Parts of the Florida Keys, the low-lying islands which bore the brunt of Hurricane Irma when the category-four storm struck on Sunday, are to re-open.
Entry is being restricted to residents and business owners as work continues to clear roads and check the state of bridges linking the islands.
Some 60% of homes in the state are still without power.
Irma, which has since rapidly weakened, is being linked to 10 deaths in the United States.
Six people died in Florida, three in Georgia and one in South Carolina.
The storm also left a trail of destruction in the Caribbean, where at least 37 people were killed.
French President Emmanuel Macron has arrived to see the storm damage for himself, while the UK’s Foreign Secretary, Boris Johnson, is heading to the British Virgin Islands.
Both France and Britain have been criticised for not doing enough to help their nationals in overseas territories affected by the hurricane.
Dutch King Willem-Alexander spent Monday night on the Dutch side of St Martin, an island shared between France and the Netherlands.
“Even from the plane I saw something I have never seen before,” the Dutch royal told the NOS public newscaster. “I have seen proper war as well as natural disasters before, but I’ve never seen anything like this”.
“Everywhere you look there’s devastation, you see the collapse,” he added.
Florida Governor Rick Scott used the same word – “devastation” – after flying over the Keys on Monday.
“I just hope everybody survived,” he said. “It’s horrible what we saw. Especially for the Keys, it’s going to be a long road.
“We saw a lot of boats washed ashore and we saw any, basically, any trailer park there overturned.”
Thousands of people are believed to have ignored calls to evacuate last week, and clung on in the dangerously exposed islands during the storm.
However, Governor Scott added: “I didn’t see the damage I thought I would see.” Storm surges had turned out to be “not as bad as we thought”, he said.
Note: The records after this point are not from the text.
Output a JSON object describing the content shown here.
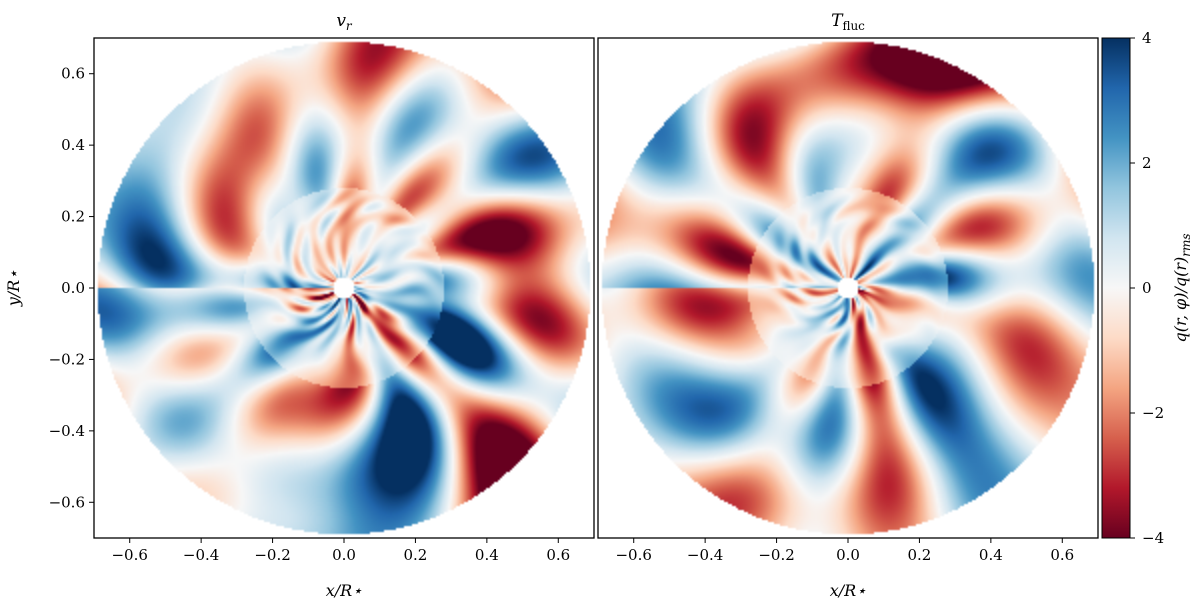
{
  "chart_data": [
    {
      "type": "heatmap",
      "title": "v_r",
      "title_main": "v",
      "title_sub": "r",
      "xlabel": "x/R⋆",
      "ylabel": "y/R⋆",
      "xlim": [
        -0.7,
        0.7
      ],
      "ylim": [
        -0.7,
        0.7
      ],
      "xticks": [
        -0.6,
        -0.4,
        -0.2,
        0.0,
        0.2,
        0.4,
        0.6
      ],
      "xtick_labels": [
        "−0.6",
        "−0.4",
        "−0.2",
        "0.0",
        "0.2",
        "0.4",
        "0.6"
      ],
      "yticks": [
        -0.6,
        -0.4,
        -0.2,
        0.0,
        0.2,
        0.4,
        0.6
      ],
      "ytick_labels": [
        "−0.6",
        "−0.4",
        "−0.2",
        "0.0",
        "0.2",
        "0.4",
        "0.6"
      ],
      "domain": {
        "shape": "disk",
        "outer_radius": 0.69,
        "inner_radius": 0.03
      },
      "colormap": "RdBu",
      "seed": 3
    },
    {
      "type": "heatmap",
      "title": "T_fluc",
      "title_main": "T",
      "title_sub": "fluc",
      "xlabel": "x/R⋆",
      "xlim": [
        -0.7,
        0.7
      ],
      "ylim": [
        -0.7,
        0.7
      ],
      "xticks": [
        -0.6,
        -0.4,
        -0.2,
        0.0,
        0.2,
        0.4,
        0.6
      ],
      "xtick_labels": [
        "−0.6",
        "−0.4",
        "−0.2",
        "0.0",
        "0.2",
        "0.4",
        "0.6"
      ],
      "domain": {
        "shape": "disk",
        "outer_radius": 0.69,
        "inner_radius": 0.03
      },
      "colormap": "RdBu",
      "seed": 11
    }
  ],
  "colorbar": {
    "label": "q(r, φ)/q(r)rms",
    "label_main": "q(r, φ)/q(r)",
    "label_sub": "rms",
    "range": [
      -4,
      4
    ],
    "ticks": [
      -4,
      -2,
      0,
      2,
      4
    ],
    "tick_labels": [
      "−4",
      "−2",
      "0",
      "2",
      "4"
    ],
    "colors": [
      "#67001f",
      "#b2182b",
      "#d6604d",
      "#f4a582",
      "#fddbc7",
      "#f7f7f7",
      "#d1e5f0",
      "#92c5de",
      "#4393c3",
      "#2166ac",
      "#053061"
    ]
  }
}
Teams are still working to clear Highway 1, the road connecting most of the inhabited islands, and bridge inspections are continuing.
People with authorisation are being allowed into the towns of Key Largo, Tavernier and Islamorada from 07:00 (11:00 GMT), the authorities in Monroe Country said.
They were warned that services on the islands were limited: most areas were still without power and water, mobile phone signals were patchy and most petrol stations were still closed.
The US aircraft carrier Abraham Lincoln has arrived off Florida and other navy ships are due in the area on Tuesday to help distribute food to the Keys and evacuate residents.
Other parts of the state escaped the storm lightly compared to the Caribbean islands.
“The storm surge flooding in Miami is a mere fraction of what would have happened if the core of the storm had been further east,” Rick Knabb, former director of the National Hurricane Center, said in a tweet.
Miami’s Mayor, Carlos Gimenez, was relieved the damage was no worse.
“We were spared the brunt of this storm,” he said. “We came out much better than other parts of the state and we have to thank God for that.”
Returning to her home in Miami’s Little Haiti neighbourhood, evacuee Melida Hernandez, 67, found her home split down the middle by a tree.
“I wanted to cry, but this is what it is, this is life,” she told Reuters news agency.
President Donald Trump has released emergency federal aid for Florida, describing the hurricane as a “big monster”.
The storm was downgraded as it moved north towards Atlanta, Georgia, with maximum sustained winds of 35mph (56km/h) recorded, the National Hurricane Center (NHC) said in a statement.